Is it possible to group structs for use with std::variant

Question

I'm designing a class to represent data from 10+ sources using std::variant. Each source may have 10 different messages, so the variant will represent 100 different underlying structs.

Understandably I'd like to declare the std::variant without listing 100 types in the declaration:

std::variant<Type1, Type2, Type3............................ Type100>

I'd prefer to sub-group the 10 structs per 'source' and the variant consist of the groups:

std::variant<Source1Types, Source2Types.... Source10Types>

Is there a way to sub-group structs, for use with std::variant? If not, is there any other way of achieving this?

(I'm using C++20)

Answer 1

You might do:

using Source0Types = std::variant<Type0, Type1, Type2, Type3, .., Type9>;
using Source1Types = std::variant<Type10, Type11, Type12, Type13, .., Type19>;
// ..

using SourceTypeVariant = std::variant<Source0Types, Source1Types, .., Source9Types>;

The caveat here is that you have two levels of variant (for the visit).

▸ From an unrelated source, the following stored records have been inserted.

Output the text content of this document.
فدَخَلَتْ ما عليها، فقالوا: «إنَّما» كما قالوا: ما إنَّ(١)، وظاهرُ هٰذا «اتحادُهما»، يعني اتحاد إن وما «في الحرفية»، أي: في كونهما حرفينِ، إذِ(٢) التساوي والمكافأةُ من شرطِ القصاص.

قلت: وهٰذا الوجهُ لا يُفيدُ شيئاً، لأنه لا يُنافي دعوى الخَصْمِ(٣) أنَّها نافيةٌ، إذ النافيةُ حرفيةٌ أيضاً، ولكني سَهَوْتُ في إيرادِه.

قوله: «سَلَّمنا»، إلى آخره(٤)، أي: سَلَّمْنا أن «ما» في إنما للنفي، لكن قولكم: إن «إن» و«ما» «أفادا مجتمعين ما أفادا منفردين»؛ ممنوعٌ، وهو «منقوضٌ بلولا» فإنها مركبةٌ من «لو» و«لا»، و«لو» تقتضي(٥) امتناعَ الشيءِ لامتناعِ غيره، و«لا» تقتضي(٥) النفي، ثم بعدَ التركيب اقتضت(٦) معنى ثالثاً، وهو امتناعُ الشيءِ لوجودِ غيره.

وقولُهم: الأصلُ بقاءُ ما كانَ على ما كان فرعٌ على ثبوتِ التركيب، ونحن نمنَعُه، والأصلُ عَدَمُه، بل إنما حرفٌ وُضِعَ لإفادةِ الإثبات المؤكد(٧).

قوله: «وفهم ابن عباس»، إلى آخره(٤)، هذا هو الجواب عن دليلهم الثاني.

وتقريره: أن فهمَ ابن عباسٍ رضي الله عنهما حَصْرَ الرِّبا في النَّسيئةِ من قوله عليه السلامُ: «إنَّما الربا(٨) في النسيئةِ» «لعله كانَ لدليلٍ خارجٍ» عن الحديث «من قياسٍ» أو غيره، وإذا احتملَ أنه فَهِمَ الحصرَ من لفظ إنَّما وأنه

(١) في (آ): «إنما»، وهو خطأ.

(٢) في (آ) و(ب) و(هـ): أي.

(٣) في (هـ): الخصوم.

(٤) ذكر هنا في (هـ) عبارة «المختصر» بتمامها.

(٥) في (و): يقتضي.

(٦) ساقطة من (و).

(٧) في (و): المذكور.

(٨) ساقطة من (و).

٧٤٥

You might create trait to flatten/concatenate the variants:

template <typename ... Vs> struct concatenate;
template <typename ... Vs> using concatenate_t = typename concatenate<Vs...>::type;

template <typename ... Ts> struct concatenate<std::variant<Ts...>>
{
    using type = std::variant<Ts...>;
};

template <typename ... Ts, typename ... Us, typename ... Vs>
struct concatenate<std::variant<Ts...>, std::variant<Us...>, Vs...> :
    concatenate<std::variant<Ts..., Us...>, Vs...>
{
};

And so

using MegaVariant = concatenate_t<Source0Types, Source1Types, .., Source9Types>;